SLA - What is your Service Level Agreement (SLA) with the business or your customers?
Cost - What is the tangible cost of downtime for your users, application, business, etc?
Prevention - What type of disaster are you trying to prevent?
Recovery - What type of disaster are you trying to recover from?
Time - How much time and money do you have to spend on building, testing and maintaining the disaster recovery plan on a daily, weekly, monthly or quarterly basis?
Priority - Where does the disaster recovery plan fit into the organizational, departmental and personal priority list?
Need - What are the true disaster recovery risks for your organization based on where you are located, your line of business, your affiliations, etc?
Responsibility - What are your disaster recovery responsibilities and why do you have those responsibilities?
Plan - Do you have a documented disaster recovery plan?
Testing - Have you tested the disaster recovery plan?
Documentation - Do you update your documentation as dependent objects change?
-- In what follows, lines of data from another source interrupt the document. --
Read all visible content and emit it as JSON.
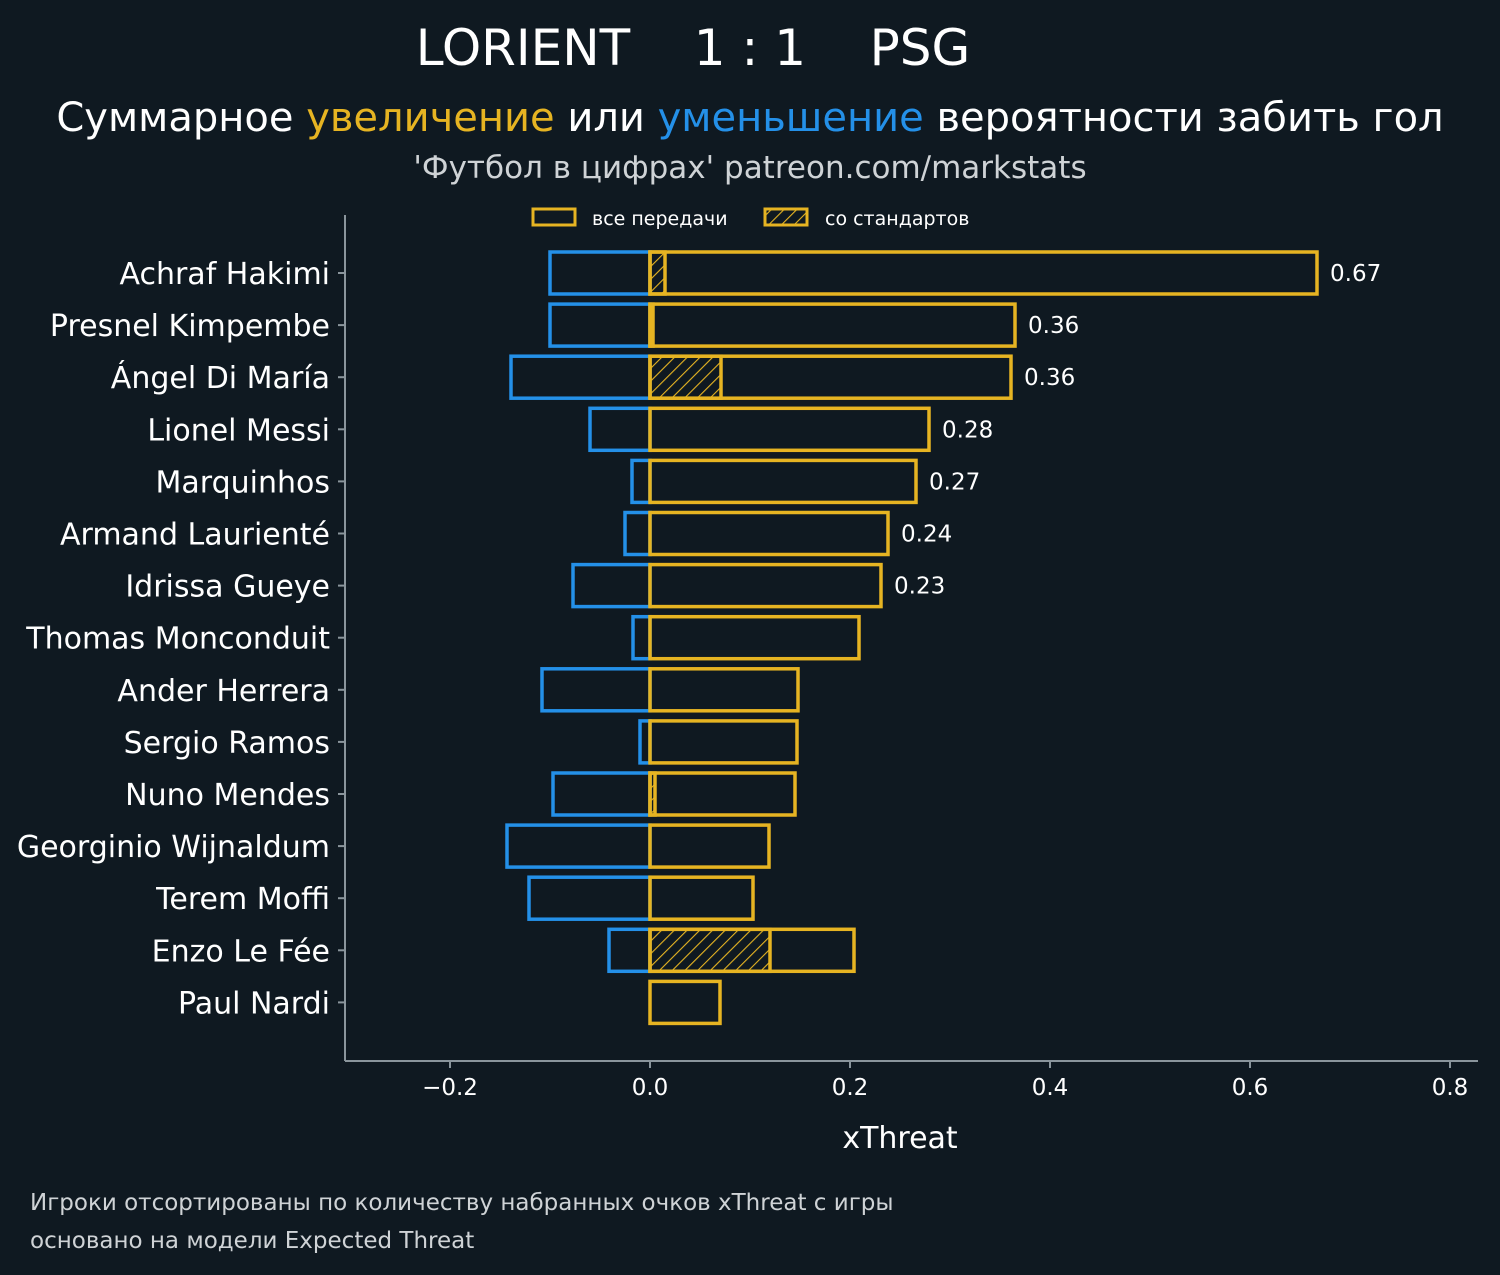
{
  "header": {
    "match_title": "LORIENT    1 : 1    PSG",
    "subtitle_part1": "Суммарное ",
    "subtitle_increase": "увеличение",
    "subtitle_part2": " или ",
    "subtitle_decrease": "уменьшение",
    "subtitle_part3": " вероятности забить гол",
    "credit": "'Футбол в цифрах' patreon.com/markstats"
  },
  "legend": {
    "all_passes": "все передачи",
    "set_pieces": "со стандартов"
  },
  "footer": {
    "line1": "Игроки отсортированы по количеству набранных очков xThreat с игры",
    "line2": "основано на модели Expected Threat"
  },
  "colors": {
    "background": "#0f1921",
    "increase": "#e6b422",
    "decrease": "#2490e8",
    "axis": "#8a959c"
  },
  "chart_data": {
    "type": "bar",
    "orientation": "horizontal",
    "xlabel": "xThreat",
    "xlim": [
      -0.3,
      0.8
    ],
    "xticks": [
      -0.2,
      0.0,
      0.2,
      0.4,
      0.6,
      0.8
    ],
    "xtick_labels": [
      "−0.2",
      "0.0",
      "0.2",
      "0.4",
      "0.6",
      "0.8"
    ],
    "legend_position": "top-center",
    "grid": false,
    "categories": [
      "Achraf Hakimi",
      "Presnel Kimpembe",
      "Ángel Di María",
      "Lionel Messi",
      "Marquinhos",
      "Armand Laurienté",
      "Idrissa Gueye",
      "Thomas Monconduit",
      "Ander Herrera",
      "Sergio Ramos",
      "Nuno Mendes",
      "Georginio Wijnaldum",
      "Terem Moffi",
      "Enzo Le Fée",
      "Paul Nardi"
    ],
    "series": [
      {
        "name": "все передачи",
        "values": [
          0.667,
          0.365,
          0.361,
          0.279,
          0.266,
          0.238,
          0.231,
          0.209,
          0.148,
          0.147,
          0.145,
          0.119,
          0.103,
          0.204,
          0.07
        ]
      },
      {
        "name": "со стандартов",
        "values": [
          0.015,
          0.003,
          0.071,
          0.0,
          0.0,
          0.0,
          0.0,
          0.0,
          0.0,
          0.0,
          0.005,
          0.0,
          0.0,
          0.12,
          0.0
        ]
      },
      {
        "values": [
          -0.1,
          -0.1,
          -0.139,
          -0.06,
          -0.018,
          -0.025,
          -0.077,
          -0.017,
          -0.108,
          -0.01,
          -0.097,
          -0.143,
          -0.121,
          -0.041,
          0.0
        ]
      }
    ],
    "value_labels": [
      "0.67",
      "0.36",
      "0.36",
      "0.28",
      "0.27",
      "0.24",
      "0.23",
      "",
      "",
      "",
      "",
      "",
      "",
      "",
      ""
    ]
  }
}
Or monthly? Or quarterly?
People - Will you have people to support the business?
Power - Will you have power to support the business?
Access - Will you be able to get to the office or make a remote connection?
Process - Will you have a process that everyone on the team can follow?
Technology - Have you invested in technology that will improve the prevention or recovery from a disaster?
Dependencies - Are you and your team dependent on other teams or external entities in order for your applications to operate properly? Do those teams test their plans on a regular basis?
Mitigation - Have you put multiple lines of defenses up to prevent a disaster as well as recover from one?
Limits - How long can your business run without the IT infrastructure and applications?
Alternatives - Can the business run on paper based operations for a finite period of time?
Experience - If you have an entire backup site\infrastructure have you failed over to it during a low usage period such as a Saturday or Sunday so the business really knows how the applications will perform even with a limited number of users?
Impacts - If you have an extended downtime, what will that do to your business in terms of customer loyalty, industry reputation, cash flow, etc?